My toes feel great! Nary a compliant during or after the run. Seems to not really affect them. One toe is still swollen but I think it's slowly going down. So really they are a non-issue, which is great. The IT band thing that was challenging me early in the year is still there. It hasn't really struck yet, but I can feel it lurking. I think it may have to do with my pace. It is so much slower than usual and I remember trying to run this pace when I was in shape would really hurt my knees. So I almost wonder if it is related. If it fades as I get faster, that would be awesome. Best case! If not, maybe I invest in one of those IT band straps. Who knows.

That ended up being quite the ramble. My birthday is tomorrow and I turn 31. I remember an unspoken (I believe) goal of doing a 50k (31 miles) when I was 31. That ain't happening, lol. Maybe I'll do a 5k and just enjoy it 10x as much?

Tuesday, August 15, 2017


Clockwise from top left: Two days after, one week after,
two weeks after, and three weeks after.
Thought I'd give a little update on how my foot recovery is going. Pretty well! Day by day it gets better but it is slower than one would like. Now that I am able to wear normal shoes and walk without a limp you'd think I'd be almost back to normal. Not the case though... any prolonged walking, jumping, weird toe bends, etc. and my foot is not happy. My toes are still decently swollen, especially the one next to the pinky toe. It is still a Vienna sausage pretty much.

Hey, remember those earthquake kits we made in elementary school? Mine always had Vienna sausages.
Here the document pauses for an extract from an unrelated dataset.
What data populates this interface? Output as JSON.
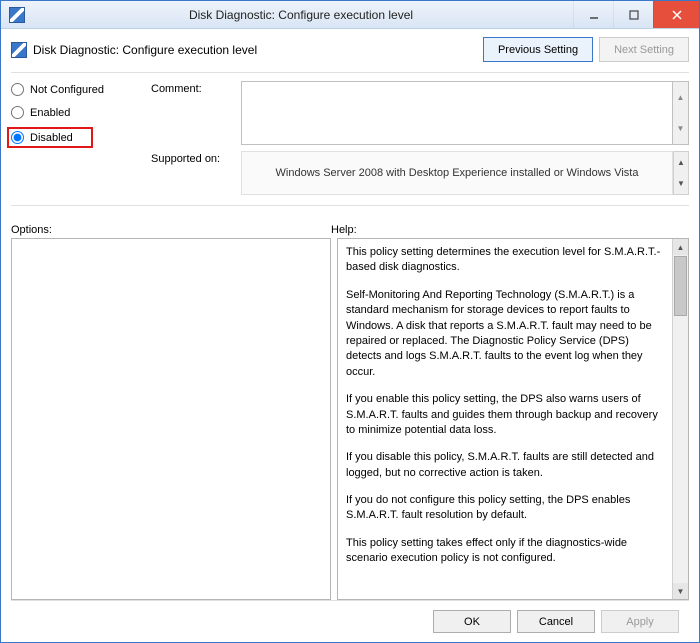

It was fun at the end of the year when you got it back and could eat the stuff. I don't remember those in middle school at all. Was it just a ploy to teach us about earthquakes or a legitimate strategy to survive if a big one hit when we were at school? Do they do it now? So many questions.

Anyways, I think in about a week I'll be able to walk for fitness again. A few miles at a normal pace. Nothing crazy. And then hopefully slowly start jogging again toward Labor Day. I think in about two or three weeks my toes will be almost back to normal... too much bending or stubbing them will be bad, but otherwise fairly functional. So the 4-6 week timeframe is looking about right assuming the progress I've been seeing continues.